Tuesday, July 24, 2012

How to deal with HeuristicMixedException in WebSphere?

During an incident such as a database issue, applications deployed on WebSphere may sometimes get exceptions of type HeuristicMixedException. The meaning of this exception is defined by the JTA specification:

Thrown to indicate that a heuristic decision was made and that some relevant updates have been committed while others have been rolled back.

The XA Specification describes the concept of a "heuristic decision" as follows:

Some RMs [Resource Managers] may employ heuristic decision-making: an RM that has prepared to commit a transaction branch may decide to commit or roll back its work independently of the TM [Transaction Manager]. It could then unlock shared resources. This may leave them in an inconsistent state. When the TM ultimately directs an RM to complete the branch, the RM may respond that it has already done so. The RM reports whether it committed the branch, rolled it back, or completed it with mixed results (committed some work and rolled back other work).

This means that a transaction with a heuristic outcome may lead to data integrity problems because some resources have been rolled back while others have been committed, i.e. the transaction is no longer atomic. However, a HeuristicMixedException doesn't necessarily mean that this actually occurred, and in many cases, the transaction is actually rolled back successfully.
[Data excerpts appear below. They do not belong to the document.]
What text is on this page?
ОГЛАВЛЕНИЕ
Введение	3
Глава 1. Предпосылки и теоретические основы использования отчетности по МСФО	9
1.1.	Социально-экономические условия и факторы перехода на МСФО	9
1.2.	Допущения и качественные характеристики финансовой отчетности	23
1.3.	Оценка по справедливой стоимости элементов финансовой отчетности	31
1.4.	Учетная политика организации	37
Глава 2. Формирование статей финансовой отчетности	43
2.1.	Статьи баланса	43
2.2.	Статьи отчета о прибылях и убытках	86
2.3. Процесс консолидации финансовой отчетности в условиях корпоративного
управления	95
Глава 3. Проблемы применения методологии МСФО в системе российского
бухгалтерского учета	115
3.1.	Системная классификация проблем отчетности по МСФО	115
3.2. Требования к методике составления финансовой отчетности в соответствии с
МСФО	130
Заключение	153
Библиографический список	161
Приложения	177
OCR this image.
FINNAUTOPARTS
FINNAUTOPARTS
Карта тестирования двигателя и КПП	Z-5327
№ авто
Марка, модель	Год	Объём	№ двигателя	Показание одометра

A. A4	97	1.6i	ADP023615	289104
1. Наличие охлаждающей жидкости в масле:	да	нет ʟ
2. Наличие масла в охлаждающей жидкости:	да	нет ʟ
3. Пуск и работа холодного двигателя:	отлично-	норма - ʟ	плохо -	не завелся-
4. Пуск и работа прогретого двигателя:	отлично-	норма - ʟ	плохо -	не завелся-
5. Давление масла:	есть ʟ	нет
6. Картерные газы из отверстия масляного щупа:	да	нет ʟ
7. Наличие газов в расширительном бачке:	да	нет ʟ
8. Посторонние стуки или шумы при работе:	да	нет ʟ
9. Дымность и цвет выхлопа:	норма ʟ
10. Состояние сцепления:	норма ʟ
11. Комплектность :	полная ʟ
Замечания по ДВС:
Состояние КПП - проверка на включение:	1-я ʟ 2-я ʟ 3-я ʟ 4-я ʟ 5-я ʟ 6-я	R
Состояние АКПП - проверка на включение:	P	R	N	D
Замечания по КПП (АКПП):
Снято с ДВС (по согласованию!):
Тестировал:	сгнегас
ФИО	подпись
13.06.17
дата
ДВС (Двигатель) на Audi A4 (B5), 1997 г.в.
One interesting case where HeuristicMixedException exceptions are often seen in WebSphere is a distributed transaction where one of the participating resources is a SIBus messaging engine and that cannot be completed because of an issue that affects the message store.

It is important to know that a messaging engine typically doesn't persist messages immediately, but only when the transaction is committed. If there is a problem with the message store, then the transaction manager will get an exception from the SIBus resource adapter during the prepare phase. This will generate log messages of type J2CA0027E (An exception occurred while invoking prepare on an XA Resource Adapter) and WTRN0046E (An attempt by the transaction manager to call prepare on a transactional resource has resulted in an error. The error code was XAER_RMFAIL).

When the transaction manager gets the exception from the resource adapter, it will decide to rollback the transaction. However, it doesn't know whether the resource that produced the exception has actually completed the prepare phase or not. From the point of view of the transaction manager, it could be that the prepare phase completed successfully and that the exception was caused by a communication failure just afterwards. Therefore the transaction manager needs to query the resource manager to check the status of the transaction branch and to instruct it to roll back the prepared transaction if necessary. WebSphere will attempt that periodically until the resource manager is available again. Each unsuccessful attempt will result in a WTRN0049W (An attempt by the transaction manager to call rollback on a transactional resource has resulted in an XAER_RMFAIL error) message being logged. While WebSphere is attempting to complete the rollback, the transaction will also appear in the list of retry transactions in the admin console:

If the error is not transient, then completing the transaction may take a significant amount of time. For obvious reasons, WebSphere cannot simply block the application until the status of the transaction is resolved; at some point it has to return control to the application. The problem is that it cannot report the transaction as rolled back (by throwing a HeuristicRollbackException or a RollbackException) because from the point of view of the transaction manager, part of the transaction may have been prepared. Reporting the transaction as rolled back would be incorrect because it may cause the application to attempt to reexecute the transaction, although reexecuting a transaction that has been partially prepared is likely to fail.

WebSphere internally puts this kind of transaction into status 11, which is the numeric value for HEURISTIC_HAZARD (see this documentation):

The HEURISTIC_HAZARD status means that "The transaction branch may have been heuristically completed". Unfortunately, JTA defines no exception corresponding to HEURISTIC_HAZARD that could be thrown by the commit method in UserTransaction. Therefore WebSphere uses the closest match, which in this case is HeuristicMixedException.